Mlliyet Milliyet Blog Milliyet Blog
 
Facebook Connect
Blog Kategorileri
 

01 Nisan '14

 
Kategori
Gündelik Yaşam
 

Umutsuz bir vaka

Umutsuz bir vaka
 

Son birkaç gündür her taraftan staj notlarının fırladığı beyaz bir odada ders çalışıyorum. Tek başıma. Üstünde 4-5 farklı rengin cirit attığı, en az üç kişinin elinden geçtiği belli bu kağıt yığınlarından, bir zaman sonra kule yapmaya başlıyorum. Temel işlevleri bana bir dönemin sonuna doğru daha fazla hekim gibi hissettirmek olan bu yığınlar, ön sayfalarına nazaran tertemiz kalan arka yüzlerini kalemimle rahatsız etmeme ses bile çıkarmıyorlar. Tabi onlar da farkında bu beraberliğin uzadıkça ne kadar sıkıcı hale geldiğinin, başka meşgale bulamayınca başladığım bu tacizin aslında ne kadar haklı ve yerinde olduğunun. Ben de bir şeyin farkına varıyorum bu arada, ders çalışmaya oturmak dünyanın en zor işi..
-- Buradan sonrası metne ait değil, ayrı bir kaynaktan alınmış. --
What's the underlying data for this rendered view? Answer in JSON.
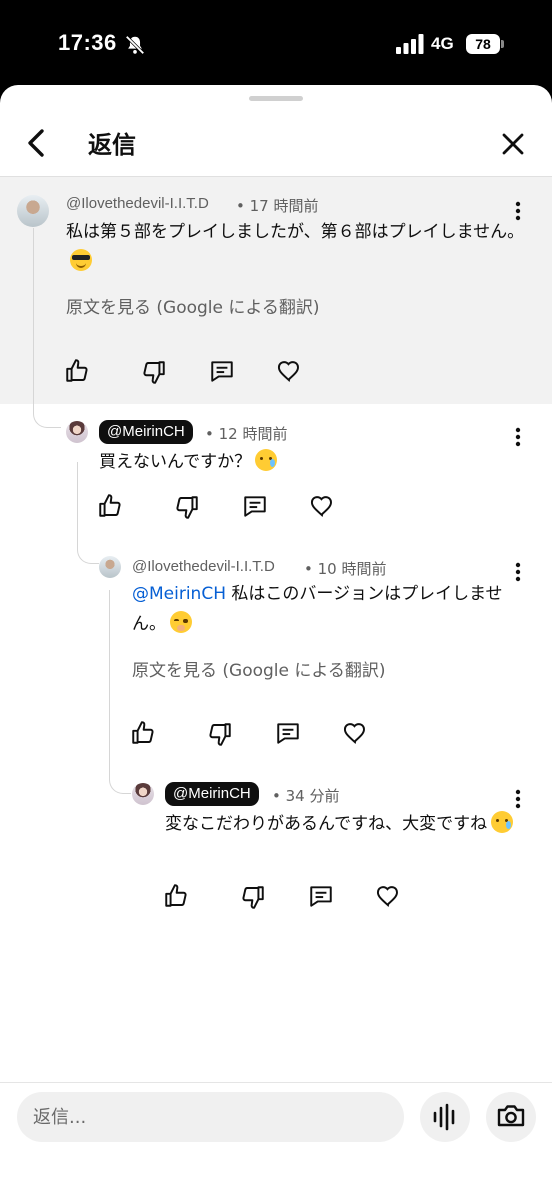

Gün geceye kavuşup da saatler epey ilerlediği ve ortalıktan elin-eteğin çekildiğine hükmettiğim zaman nerden estiğini kestiremediğim düşünceler saldırıya geçiyor. Kıyıda köşede bırakmış olduğum artık planlar, yapmayı çok isteyip de başka baharlara bıraktığım şeyler sanırım böyle vakitleri kolluyor. Başka zaman olsa, kafamı duvarlara vurup avaz avaz bağırmak, not defterlerine karaladığım satırları hepten ortaya döküp uzun bir inceleme yapmak bile, mümkün değil, bunları bana hatırlatamaz. Sanırım fazla yüklenen bünyenin rahat nefes almak için oynadığı çeşitli hilelerden birisi bu. İşte böyle durumlarda işe yarayabilecek en güzel tavsiyeyi uyguluyorum: yazıyorum.

Dışarda pırıl pırıl gülümseyen güneşe inat, insan kalabalığına doymayıp beni de çimlerinde bağdaş kurup kitap okurken görmek isteyen yemyeşil parkların davetkar edasına inat, usul usul yapışıyorum ideallerimi sıraladığım kitabın beni zaman ve mekandan koparan sayfalarına. Ama yine de bulabildiğim ucuz sebepler sayesinde masayı ikide bir terkediyorum. Size anlatamam, o masaya oturmak, böceklerle kurbağalarla dolu bir çukura atlamak gibi. Yaşayan bilir elbette! Bir arkadaşıma başka bir arkadaşının biz tıbbiyelileri nasıl tahayyül ettiğini de söyleyeyim. Tıp fakültelerini bir inziva yeri gibi düşünen bu arkadaş, öğrencileri ise yılda bir iki defa bu kapalı kutudan başını çıkarıp ‘acaba neler oluyor hayatta?’ diye kısa bir gözlem yapıp tekrar rutinine devam eden kişilere benzetiyor. İddialı bir tespit olmuş. Şimdi bana büyük malzeme veren bu saptamadan sonra, dünyada yerimde duramam. Hem neme lazım, çok oturunca ayaklarda göllenen kan staza uğruyor iyice. Bu durum pıhtı oluşmasına bir yatkınlık oluşturuyor. Oluşabilecek pıhtının kalbime, beynime seyahat etme ihtimalini düşünürsek, hayatta kalmak adına kalkmam gerek bu masadan. Al sana bir bahane daha.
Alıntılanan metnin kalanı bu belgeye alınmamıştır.